A volatile visionary, a detail-obsessed taskmaster, a lover of simple, understated design in hardware and in software, Jobs over the past three decades has had an outsize, iconoclastic influence on personal computing — first with the Apple II and then the Macintosh computers, then iPods, and now with post-PC devices such as the iPhone and iPad. No other electronics company in the world introduces products that spur massive lines of fans that snake around malls, sometimes for days.
"He's had a massive impact on personal computing — more important than Bill Gates or anybody else, I think," said Leander Kahney, editor of the blog Cult of Mac and a longtime computer industry observer. "He has made this company in his image. It functions almost as an extension of his unique personality. There's really nothing else like it."
In recent years, as Apple stores have popped up in malls around the country and in iconic locations on several continents — it has a mammoth store in London's Covent Garden — the company's reach has stretched beyond its fanboy customers, who disliked Microsoft's more geeky offerings, and into the lives of everyday consumers. They use the company's products in their offices, their cars, on their couches and in bed.
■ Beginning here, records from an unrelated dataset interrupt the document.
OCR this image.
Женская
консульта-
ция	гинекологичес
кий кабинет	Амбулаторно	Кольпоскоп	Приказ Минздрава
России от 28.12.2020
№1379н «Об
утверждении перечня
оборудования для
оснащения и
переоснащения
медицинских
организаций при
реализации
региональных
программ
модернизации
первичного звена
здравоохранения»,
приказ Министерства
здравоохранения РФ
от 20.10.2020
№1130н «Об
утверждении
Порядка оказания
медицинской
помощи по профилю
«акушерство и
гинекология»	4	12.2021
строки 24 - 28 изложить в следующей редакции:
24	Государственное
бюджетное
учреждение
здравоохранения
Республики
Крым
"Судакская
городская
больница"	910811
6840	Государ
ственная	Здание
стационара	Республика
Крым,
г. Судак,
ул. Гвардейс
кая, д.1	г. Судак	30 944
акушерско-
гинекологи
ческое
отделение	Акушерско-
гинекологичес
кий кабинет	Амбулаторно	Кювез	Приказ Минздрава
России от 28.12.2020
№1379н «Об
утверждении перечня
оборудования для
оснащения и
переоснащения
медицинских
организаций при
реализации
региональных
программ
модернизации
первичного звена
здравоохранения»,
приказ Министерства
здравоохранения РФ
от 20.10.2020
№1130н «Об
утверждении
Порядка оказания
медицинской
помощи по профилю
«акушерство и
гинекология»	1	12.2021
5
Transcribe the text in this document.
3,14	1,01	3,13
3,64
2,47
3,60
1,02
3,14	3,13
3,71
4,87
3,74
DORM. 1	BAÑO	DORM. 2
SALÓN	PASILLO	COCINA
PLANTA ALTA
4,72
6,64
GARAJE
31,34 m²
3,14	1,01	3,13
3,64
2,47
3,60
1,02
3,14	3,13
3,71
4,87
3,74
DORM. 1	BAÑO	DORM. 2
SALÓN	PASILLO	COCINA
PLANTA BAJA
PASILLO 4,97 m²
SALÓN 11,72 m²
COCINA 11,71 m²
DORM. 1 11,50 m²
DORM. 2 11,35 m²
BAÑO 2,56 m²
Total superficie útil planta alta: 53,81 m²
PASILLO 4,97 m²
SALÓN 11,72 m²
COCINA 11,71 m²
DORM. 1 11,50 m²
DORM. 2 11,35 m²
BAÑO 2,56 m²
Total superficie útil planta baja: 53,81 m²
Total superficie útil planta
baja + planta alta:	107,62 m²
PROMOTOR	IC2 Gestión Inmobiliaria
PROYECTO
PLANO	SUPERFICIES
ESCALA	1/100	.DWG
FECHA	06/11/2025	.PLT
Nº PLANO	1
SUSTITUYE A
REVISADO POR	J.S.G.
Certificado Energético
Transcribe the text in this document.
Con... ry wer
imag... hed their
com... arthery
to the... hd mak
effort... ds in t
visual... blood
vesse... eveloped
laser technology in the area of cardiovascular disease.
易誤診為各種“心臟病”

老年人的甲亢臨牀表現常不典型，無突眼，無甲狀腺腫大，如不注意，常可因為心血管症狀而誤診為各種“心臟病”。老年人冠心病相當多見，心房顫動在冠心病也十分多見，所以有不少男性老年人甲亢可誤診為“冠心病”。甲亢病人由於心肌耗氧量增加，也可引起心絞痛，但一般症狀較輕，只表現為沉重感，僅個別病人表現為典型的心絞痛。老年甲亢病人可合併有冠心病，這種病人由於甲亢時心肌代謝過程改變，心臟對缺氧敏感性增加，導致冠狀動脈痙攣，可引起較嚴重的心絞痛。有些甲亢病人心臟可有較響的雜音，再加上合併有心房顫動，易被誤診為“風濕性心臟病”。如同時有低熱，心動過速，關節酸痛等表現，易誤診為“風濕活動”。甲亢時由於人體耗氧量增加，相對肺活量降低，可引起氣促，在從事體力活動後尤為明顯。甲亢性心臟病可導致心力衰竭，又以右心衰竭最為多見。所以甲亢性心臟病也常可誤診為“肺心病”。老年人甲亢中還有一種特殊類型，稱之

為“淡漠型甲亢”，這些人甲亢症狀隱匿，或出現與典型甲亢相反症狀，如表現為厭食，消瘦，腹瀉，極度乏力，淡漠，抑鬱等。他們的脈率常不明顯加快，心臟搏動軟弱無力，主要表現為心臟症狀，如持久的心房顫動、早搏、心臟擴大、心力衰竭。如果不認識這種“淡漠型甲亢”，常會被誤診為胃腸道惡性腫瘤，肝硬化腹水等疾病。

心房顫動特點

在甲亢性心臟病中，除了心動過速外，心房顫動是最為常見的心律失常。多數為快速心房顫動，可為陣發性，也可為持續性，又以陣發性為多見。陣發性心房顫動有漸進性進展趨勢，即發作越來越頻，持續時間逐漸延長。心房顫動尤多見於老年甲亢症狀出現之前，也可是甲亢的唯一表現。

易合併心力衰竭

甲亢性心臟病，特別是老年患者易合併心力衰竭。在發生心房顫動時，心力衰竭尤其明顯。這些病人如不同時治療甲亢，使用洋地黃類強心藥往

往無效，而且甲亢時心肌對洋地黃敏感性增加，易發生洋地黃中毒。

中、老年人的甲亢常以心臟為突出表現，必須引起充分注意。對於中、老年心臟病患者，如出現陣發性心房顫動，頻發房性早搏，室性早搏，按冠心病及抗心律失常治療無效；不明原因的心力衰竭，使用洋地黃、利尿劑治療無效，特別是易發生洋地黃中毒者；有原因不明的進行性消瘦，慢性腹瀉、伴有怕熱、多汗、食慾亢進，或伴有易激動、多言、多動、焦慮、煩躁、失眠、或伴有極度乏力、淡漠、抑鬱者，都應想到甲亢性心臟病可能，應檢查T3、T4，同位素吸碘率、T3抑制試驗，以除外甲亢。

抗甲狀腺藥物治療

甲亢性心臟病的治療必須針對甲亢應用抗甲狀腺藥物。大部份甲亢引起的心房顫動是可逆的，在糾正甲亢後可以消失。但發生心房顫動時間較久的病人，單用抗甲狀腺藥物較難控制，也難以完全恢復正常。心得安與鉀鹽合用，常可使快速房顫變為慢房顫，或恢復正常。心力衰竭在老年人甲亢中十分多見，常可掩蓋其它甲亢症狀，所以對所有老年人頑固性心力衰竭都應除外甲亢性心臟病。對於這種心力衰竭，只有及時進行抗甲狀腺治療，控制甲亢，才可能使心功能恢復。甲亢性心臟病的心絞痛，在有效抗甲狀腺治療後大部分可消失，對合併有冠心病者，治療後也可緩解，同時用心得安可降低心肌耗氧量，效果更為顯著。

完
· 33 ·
Even the stodgy federal government has recently embraced Apple products, deploying iPads, iPhones and Mac laptops to bureaucrats, criminal investigators and doctors. Company executives have said that interest in the iPad by government agencies, schools and colleges has taken them by surprise. Several other companies have tried to match Apple's recent success with the iPad, but most competing products have not caught on.